Huit web-entrepreneurs qui portent le drapeau de l’Afrique sur la toile
samedi 30 novembre 2013
Ils se sont imposés par leurs idées, leurs réalisations et les services qu’ils proposent sur Internet. Ils ont choisi de ne pas être consommateurs de services ou de contenus web, mais d’en être producteurs et/ou concepteurs. Au passage, leurs services ont prospéré auprès des populations et ils se sont fait une renommée qui se consolide progressivement au fil des jours. Pour eux, Internet n’est plus qu’un terrain de jeu, de divertissement et d’échanges.
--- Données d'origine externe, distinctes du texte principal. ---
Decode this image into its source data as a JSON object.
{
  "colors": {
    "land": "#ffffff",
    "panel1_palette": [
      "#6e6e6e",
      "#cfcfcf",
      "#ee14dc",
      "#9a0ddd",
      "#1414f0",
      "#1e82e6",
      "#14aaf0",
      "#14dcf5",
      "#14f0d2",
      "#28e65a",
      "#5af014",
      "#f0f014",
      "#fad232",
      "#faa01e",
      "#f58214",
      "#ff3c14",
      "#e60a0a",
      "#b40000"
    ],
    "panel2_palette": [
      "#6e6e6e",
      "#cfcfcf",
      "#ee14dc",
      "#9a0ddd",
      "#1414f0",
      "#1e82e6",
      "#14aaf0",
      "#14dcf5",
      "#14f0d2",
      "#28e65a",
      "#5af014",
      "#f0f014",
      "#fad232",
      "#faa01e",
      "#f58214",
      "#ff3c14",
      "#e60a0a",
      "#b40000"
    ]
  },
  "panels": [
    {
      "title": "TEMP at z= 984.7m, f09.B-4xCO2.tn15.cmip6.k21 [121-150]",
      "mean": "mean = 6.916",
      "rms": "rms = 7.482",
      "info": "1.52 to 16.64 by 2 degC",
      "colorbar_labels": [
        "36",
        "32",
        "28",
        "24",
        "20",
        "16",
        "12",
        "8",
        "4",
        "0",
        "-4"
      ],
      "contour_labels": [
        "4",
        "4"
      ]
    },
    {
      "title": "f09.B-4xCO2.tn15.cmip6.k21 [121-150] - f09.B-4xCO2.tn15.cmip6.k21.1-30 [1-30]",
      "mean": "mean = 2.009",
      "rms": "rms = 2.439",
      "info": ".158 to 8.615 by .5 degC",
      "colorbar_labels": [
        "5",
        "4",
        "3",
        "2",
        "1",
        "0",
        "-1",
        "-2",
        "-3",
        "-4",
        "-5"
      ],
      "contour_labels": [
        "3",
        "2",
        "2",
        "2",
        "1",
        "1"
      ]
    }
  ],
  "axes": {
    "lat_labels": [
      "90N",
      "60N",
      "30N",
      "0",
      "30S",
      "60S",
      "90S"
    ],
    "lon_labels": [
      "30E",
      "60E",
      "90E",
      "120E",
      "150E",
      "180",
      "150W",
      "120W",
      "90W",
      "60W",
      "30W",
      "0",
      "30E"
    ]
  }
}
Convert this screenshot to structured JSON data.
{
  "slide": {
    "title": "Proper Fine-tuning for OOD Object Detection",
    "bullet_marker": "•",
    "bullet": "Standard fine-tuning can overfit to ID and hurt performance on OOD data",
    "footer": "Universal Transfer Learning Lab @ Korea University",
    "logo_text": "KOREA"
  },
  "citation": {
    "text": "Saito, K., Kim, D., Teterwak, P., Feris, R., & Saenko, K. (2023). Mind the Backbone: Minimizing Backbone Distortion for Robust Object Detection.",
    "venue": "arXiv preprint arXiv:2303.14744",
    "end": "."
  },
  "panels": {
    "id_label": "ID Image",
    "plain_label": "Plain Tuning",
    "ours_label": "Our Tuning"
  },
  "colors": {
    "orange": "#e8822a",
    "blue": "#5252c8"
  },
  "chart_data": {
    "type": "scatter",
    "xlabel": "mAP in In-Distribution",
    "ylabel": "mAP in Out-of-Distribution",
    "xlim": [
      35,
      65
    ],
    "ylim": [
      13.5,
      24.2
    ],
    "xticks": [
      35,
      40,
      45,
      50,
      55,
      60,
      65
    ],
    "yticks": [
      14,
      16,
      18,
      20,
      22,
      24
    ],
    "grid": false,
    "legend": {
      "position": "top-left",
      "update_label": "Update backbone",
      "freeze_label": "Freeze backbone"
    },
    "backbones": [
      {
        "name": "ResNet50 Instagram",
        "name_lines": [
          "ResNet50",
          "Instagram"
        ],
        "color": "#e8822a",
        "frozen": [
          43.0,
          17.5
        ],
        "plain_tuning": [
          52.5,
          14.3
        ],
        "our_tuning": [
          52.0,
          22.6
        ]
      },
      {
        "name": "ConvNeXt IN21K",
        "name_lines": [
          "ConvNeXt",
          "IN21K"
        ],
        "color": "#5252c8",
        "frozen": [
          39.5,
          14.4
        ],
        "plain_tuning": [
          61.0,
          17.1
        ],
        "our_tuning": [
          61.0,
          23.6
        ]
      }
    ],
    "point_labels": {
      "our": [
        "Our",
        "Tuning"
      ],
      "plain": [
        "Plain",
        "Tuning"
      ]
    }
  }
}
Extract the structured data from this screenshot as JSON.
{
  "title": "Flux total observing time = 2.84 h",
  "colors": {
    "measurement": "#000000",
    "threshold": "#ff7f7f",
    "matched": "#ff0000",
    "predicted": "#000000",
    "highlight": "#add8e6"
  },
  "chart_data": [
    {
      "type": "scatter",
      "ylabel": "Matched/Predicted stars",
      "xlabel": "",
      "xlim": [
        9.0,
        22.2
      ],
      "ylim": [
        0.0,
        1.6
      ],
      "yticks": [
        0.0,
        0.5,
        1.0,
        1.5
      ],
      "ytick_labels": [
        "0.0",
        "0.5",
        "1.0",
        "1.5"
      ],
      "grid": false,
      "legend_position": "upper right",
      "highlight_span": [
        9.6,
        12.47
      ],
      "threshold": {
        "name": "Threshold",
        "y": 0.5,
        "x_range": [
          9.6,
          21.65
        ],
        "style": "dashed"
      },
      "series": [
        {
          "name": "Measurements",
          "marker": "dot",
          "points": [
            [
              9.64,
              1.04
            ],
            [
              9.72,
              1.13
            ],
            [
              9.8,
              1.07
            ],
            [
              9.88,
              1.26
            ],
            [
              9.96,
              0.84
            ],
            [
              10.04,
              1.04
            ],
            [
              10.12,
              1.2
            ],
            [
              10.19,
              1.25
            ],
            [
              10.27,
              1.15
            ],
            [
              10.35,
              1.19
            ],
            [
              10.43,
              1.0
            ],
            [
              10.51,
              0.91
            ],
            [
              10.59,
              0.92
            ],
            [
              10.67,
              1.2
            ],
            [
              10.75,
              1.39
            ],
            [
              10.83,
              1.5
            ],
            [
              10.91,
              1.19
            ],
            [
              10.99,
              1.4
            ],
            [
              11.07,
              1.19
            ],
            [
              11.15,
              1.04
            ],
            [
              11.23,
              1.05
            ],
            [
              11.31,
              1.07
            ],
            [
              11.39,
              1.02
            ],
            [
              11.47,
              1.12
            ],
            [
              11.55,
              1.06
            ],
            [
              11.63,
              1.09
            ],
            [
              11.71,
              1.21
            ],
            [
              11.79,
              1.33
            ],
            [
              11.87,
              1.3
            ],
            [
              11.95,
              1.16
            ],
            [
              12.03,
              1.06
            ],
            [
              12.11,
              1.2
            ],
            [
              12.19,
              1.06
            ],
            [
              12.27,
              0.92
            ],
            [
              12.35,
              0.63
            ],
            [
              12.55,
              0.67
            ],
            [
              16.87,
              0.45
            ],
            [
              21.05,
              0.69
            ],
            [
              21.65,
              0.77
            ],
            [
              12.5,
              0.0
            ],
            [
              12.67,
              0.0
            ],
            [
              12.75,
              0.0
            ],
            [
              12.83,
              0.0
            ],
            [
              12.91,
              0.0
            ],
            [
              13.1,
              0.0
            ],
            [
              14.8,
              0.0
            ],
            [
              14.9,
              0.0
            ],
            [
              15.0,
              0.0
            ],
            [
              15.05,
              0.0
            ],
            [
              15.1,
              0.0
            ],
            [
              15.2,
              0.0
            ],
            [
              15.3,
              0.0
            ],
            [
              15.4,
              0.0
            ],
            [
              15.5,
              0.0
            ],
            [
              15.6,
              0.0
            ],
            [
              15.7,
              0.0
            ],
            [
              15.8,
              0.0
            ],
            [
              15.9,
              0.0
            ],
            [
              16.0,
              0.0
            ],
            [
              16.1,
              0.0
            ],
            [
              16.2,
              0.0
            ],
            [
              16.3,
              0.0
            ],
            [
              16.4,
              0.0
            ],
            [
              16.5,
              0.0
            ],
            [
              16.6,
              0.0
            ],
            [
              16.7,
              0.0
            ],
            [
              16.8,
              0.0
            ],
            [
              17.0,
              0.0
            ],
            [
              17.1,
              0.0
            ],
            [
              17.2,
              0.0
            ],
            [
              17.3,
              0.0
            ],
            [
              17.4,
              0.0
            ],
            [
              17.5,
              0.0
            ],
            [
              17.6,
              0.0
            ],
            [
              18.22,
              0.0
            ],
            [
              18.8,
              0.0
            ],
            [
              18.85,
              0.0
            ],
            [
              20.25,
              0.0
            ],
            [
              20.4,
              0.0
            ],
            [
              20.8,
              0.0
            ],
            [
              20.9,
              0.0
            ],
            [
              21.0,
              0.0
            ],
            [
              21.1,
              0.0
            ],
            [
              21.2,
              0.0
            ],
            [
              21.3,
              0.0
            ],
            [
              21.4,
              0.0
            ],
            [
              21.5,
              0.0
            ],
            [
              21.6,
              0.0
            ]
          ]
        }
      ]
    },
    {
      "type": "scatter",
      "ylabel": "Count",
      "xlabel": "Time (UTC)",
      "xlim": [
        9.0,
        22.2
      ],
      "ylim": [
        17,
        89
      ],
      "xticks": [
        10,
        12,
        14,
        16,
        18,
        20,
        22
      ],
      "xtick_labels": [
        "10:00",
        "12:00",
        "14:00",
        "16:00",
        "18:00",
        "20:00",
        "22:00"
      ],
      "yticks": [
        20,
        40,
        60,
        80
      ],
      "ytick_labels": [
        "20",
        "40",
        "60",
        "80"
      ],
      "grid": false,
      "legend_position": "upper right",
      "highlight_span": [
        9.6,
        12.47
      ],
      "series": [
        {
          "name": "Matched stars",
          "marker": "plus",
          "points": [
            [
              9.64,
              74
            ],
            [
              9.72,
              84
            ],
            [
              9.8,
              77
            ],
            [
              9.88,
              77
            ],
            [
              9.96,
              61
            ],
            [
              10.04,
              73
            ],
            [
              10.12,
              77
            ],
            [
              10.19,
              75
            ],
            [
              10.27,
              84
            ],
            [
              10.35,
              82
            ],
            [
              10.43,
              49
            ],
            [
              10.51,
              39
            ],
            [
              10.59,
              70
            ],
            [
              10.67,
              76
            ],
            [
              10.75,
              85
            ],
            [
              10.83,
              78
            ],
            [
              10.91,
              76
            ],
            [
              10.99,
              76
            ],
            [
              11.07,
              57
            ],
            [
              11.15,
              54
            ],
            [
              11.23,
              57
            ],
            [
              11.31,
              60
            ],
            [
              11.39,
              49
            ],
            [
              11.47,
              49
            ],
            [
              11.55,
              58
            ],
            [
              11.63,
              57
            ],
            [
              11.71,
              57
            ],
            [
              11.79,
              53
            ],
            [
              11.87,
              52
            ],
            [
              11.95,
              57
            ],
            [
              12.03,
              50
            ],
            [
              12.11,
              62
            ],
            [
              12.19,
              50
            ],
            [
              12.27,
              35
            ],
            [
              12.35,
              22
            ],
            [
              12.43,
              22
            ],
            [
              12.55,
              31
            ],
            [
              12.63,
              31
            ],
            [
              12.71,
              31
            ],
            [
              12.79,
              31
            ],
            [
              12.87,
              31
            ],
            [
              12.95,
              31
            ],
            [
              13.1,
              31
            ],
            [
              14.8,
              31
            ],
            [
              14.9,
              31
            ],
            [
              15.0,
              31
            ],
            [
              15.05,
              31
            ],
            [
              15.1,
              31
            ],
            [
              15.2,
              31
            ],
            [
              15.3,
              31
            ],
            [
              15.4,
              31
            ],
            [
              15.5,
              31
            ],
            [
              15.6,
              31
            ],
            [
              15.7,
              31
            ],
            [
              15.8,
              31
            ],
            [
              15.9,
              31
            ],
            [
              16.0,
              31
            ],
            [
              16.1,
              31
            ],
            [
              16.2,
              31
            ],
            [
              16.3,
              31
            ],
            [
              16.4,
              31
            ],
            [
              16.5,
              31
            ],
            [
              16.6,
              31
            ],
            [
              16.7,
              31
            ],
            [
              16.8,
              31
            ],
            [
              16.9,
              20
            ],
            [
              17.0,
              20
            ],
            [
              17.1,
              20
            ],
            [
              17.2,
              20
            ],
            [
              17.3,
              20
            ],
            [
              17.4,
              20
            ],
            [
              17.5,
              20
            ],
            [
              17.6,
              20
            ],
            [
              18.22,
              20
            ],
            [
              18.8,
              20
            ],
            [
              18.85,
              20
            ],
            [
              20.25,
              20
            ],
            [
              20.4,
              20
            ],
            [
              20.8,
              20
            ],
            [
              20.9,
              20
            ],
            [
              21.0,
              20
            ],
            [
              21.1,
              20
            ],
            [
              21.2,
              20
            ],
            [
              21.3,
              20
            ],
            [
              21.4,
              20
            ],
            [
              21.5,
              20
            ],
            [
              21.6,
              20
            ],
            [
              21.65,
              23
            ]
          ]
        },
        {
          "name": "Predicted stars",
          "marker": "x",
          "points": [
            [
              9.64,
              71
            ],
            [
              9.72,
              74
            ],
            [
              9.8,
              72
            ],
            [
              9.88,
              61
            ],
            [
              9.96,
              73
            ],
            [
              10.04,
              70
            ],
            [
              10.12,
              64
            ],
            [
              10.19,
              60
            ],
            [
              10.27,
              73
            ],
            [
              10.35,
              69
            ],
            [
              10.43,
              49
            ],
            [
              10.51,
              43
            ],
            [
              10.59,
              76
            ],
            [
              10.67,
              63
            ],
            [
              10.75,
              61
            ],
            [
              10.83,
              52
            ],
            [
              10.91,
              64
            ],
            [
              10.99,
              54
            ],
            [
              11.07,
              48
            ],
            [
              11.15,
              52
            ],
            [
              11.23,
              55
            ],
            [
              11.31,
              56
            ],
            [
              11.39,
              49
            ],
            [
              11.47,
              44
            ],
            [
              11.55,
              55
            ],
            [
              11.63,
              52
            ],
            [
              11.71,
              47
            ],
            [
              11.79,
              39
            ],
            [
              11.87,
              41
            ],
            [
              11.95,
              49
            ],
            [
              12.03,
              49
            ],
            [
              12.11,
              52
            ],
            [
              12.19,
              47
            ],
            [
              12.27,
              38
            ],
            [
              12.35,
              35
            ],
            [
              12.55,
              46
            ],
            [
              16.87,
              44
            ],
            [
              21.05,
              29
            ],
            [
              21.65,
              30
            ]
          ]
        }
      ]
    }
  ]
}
Mais un instrument qui, tout en facilitant la vie de ses utilisateurs avec les services novateurs offerts, permet de gagner sa vie et de s’illustrer positivement. Ils ne sont pas Mark Zuckerberg ou Bill Gates, mais sont déjà des modèles en Afrique.
Oluwaseun Osewa (Nigeria), Nairaland
Au Nigeria, Nairaland est considéré comme le site web le plus visité du pays. Le forum en ligne le plus grand d’Afrique. Alexa le classe d’ailleurs parmi les sites web les plus visités en Afrique. C’est un forum de discussion en ligne sur divers sujets sociaux, ludiques ou professionnels. Il est né en 2005 et se focalise davantage sur les questions qui intéressent au premier chef les Nigérians de toutes catégories. « Comparé aux forums nigérians qui ont précédé Nairaland, nous sommes différents par l’apport d’un point de vue local, d’une meilleure organisation, de sujets plus sérieux et aussi par la convivialité », affirme Oluwaseun Osewa à CP-Africa. Le fondateur de Nairaland tire l’essentiel de ses revenus des publicités en ligne.
Rapelang Rabana (Afrique du Sud), Yeigo Communications
En 2005, quand elle termine sa formation en informatique à l’Université de Cape Town, en Afrique du Sud, Rapelang Rabana a peur d’une chose : trouver du travail. « D’un côté, j’avais peur de qui je deviendrais. Je crois que la façon dont nous passons notre temps et ce que nous faisons tout le temps a une énorme influence sur ce que nous devenons. Et dans un environnement d’entreprise, le degré auquel j’aurais pu contrôler cela semblait très limité. Il y avait un sentiment de perte de contrôle de mon propre destin », raconte-t-elle à Ventures Africa. C’est ainsi qu’elle fonde avec des amis un logiciel qui permet d’effectuer des appels via Internet, car ils étaient convaincus que le web pouvait baisser les coûts des communications, et ainsi éviter aux étudiants d’envoyer les « plz-call-me ». La solution séduit les populations, et même Telfree, une firme suisse des télécommunications mobiles qui acquiert une participation de 51% dans Yeigo en 2008. Au fil du temps, la société Yeigo s’adapte à l’évolution de la technologie et offre de nouveaux produits, comme Office Connection en 2011, une solution de téléphonie hébergée dans le cloud et accessible sur une interface en ligne simple. La jeune PDG est âgée de 28 ans.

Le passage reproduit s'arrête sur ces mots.